Gas turbine engine fuel injectors

A gaseous fuel injector for a gas turbine engine, designed to burn gaseous fuels having a wide range of calorific values, includes a fuel nozzle attached to the engine casing and downstream fuel and air inlet means separate from the nozzle, attached to the head of the flame tube. The fuel and air inlet means comprise an outer annular passage containing a row of swirl vanes, through which compressed air from the engine compressor is arranged to flow, and an inner annular passage through which gaseous fuel and compressed air are arranged to flow, the inner annular passage decreasing in cross-sectional area in the direction of flow to prevent the flow of combustion products back into the injector. The nozzle and fuel and air inlet means, which is relatively large, are separate from each other so that the fuel nozzle can be removed and replaced through a relatively small opening in the engine casing.

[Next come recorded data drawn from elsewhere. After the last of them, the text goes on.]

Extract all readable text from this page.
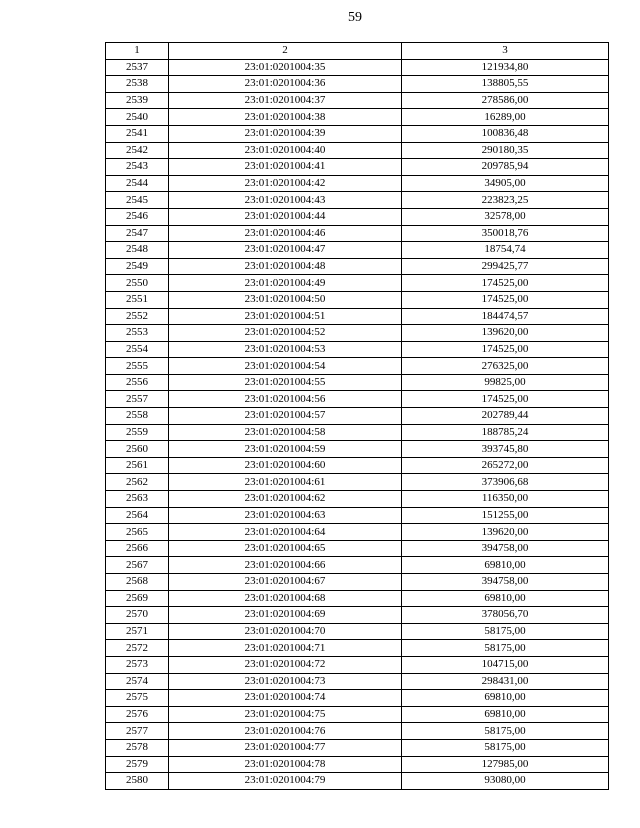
59
1	2	3
2537	23:01:0201004:35	121934,80
2538	23:01:0201004:36	138805,55
2539	23:01:0201004:37	278586,00
2540	23:01:0201004:38	16289,00
2541	23:01:0201004:39	100836,48
2542	23:01:0201004:40	290180,35
2543	23:01:0201004:41	209785,94
2544	23:01:0201004:42	34905,00
2545	23:01:0201004:43	223823,25
2546	23:01:0201004:44	32578,00
2547	23:01:0201004:46	350018,76
2548	23:01:0201004:47	18754,74
2549	23:01:0201004:48	299425,77
2550	23:01:0201004:49	174525,00
2551	23:01:0201004:50	174525,00
2552	23:01:0201004:51	184474,57
2553	23:01:0201004:52	139620,00
2554	23:01:0201004:53	174525,00
2555	23:01:0201004:54	276325,00
2556	23:01:0201004:55	99825,00
2557	23:01:0201004:56	174525,00
2558	23:01:0201004:57	202789,44
2559	23:01:0201004:58	188785,24
2560	23:01:0201004:59	393745,80
2561	23:01:0201004:60	265272,00
2562	23:01:0201004:61	373906,68
2563	23:01:0201004:62	116350,00
2564	23:01:0201004:63	151255,00
2565	23:01:0201004:64	139620,00
2566	23:01:0201004:65	394758,00
2567	23:01:0201004:66	69810,00
2568	23:01:0201004:67	394758,00
2569	23:01:0201004:68	69810,00
2570	23:01:0201004:69	378056,70
2571	23:01:0201004:70	58175,00
2572	23:01:0201004:71	58175,00
2573	23:01:0201004:72	104715,00
2574	23:01:0201004:73	298431,00
2575	23:01:0201004:74	69810,00
2576	23:01:0201004:75	69810,00
2577	23:01:0201004:76	58175,00
2578	23:01:0201004:77	58175,00
2579	23:01:0201004:78	127985,00
2580	23:01:0201004:79	93080,00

This invention relates to gas turbine engine fuel injectors and is 
particularly concerned with fuel injectors which can burn gaseous fuels 
having a wide range of calorific values. For example the calorific value 
of the gas to be burnt may vary from 100 British Thermal Units/standard 
cubic foot (BTU/scf) in the case of a coal derived gas having a large 
proportion of inerts to propane (C.sub.3 H.sub.8) which has a calorific 
value of 2316 BTU/scf. In order to maintain a constant heat output/unit 
time over the whole range of fuels, the fuel injector must be able to cope 
with a wide range of mass flows. This will require a relatively large flow 
capacity fuel injector having correspondingly large swirler means and fuel 
and air inlet means in the flame tube or tubes of the air. With these 
requirements in mind, the fuel injector must also be readily removable 
from the in use position through an opening in the engine casing which is 
not excessively large, and be able to operate without the danger of 
combustion products from the flame tube or tubes flowing back into the 
fuel passage of the injector. 
The present invention provides a gas turbine engine fuel injector 
comprising a fuel nozzle and separate downstream fuel and air inlet means 
including an outer annular passage containing air swirling means and 
arranged to receive a flow of compressed air and an inner annular passage 
arranged to receive fuel from the fuel nozzle and a flow of compressed 
air, the inner annular passage decreasing in cross-sectional area in the 
direction of flow therethrough. 
The fuel nozzle can be removed from the engine separately from the fuel and 
air inlet means which can be attached to the upstream end of the or each 
flame tube. 
The fuel and air inlet means may comprise inner and outer rings between 
which a plurality of air swirl vanes are supported to define the outer 
annular passage, the inner annular passage being defined by a pintle 
supported centrally within the inner ring. 
The outlet of the inner annular passage may be aligned so that fuel and air 
issuing from the innular annular passage impinges upon the swirling mass 
of air issuing from the outer annular passage. 
The outlet of the fuel nozzle may be smaller in diameter than the outer 
diameter of the inner annular passage.

Referring to the drawings, a gas turbine engine fuel injector 10 comprises 
a gaseous fuel nozzle 12 attached to engine casing 14 and removable 
through an opening 16 in the casing and a fuel and air inlet means 18 
attached to the upstream end of a flame tube 20. 
The fuel and air inlet means 18 comprise inner and outer rings 22, 24 
respectively, between which are located a plurality of equispaced swirl 
vanes 26, the inner and outer rings defining an annular passage 28 
arranged to receive a flow of compressed air from the compressor of the 
engine. A pintle 30 is supported centrally in the inner ring 22 by radial 
arms 32 and with the ring defines an inner annular passage 34 decreases in 
the direction of flow and so acts as a venturi to prevent the reverse flow 
of combustion products from the flame tube 20 from entering the passage 34 
and nozzle 12. 
The outlet of the passage 34 is aligned so that the fuel and air which has 
already been at least partially mixed in the passage 34 is directed into 
the swirling mass of air issuing from the passage 28 to promote mixing 
between the fuel and air and to encourage re-circulation of the fuel and 
air in the primary zone of the flame tube. 
The nozzle 12 being separate from the fuel and air inlet means is readily 
removable from the in use position through the relatively small opening 16 
in the casing 14. If the nozzle and the fuel and air inlet means were an 
integral assembly an excessively large opening would be required for 
removal and replacement. Such large openings are undesirable in gas 
turbine engine casings as they adversely affect the casing strength.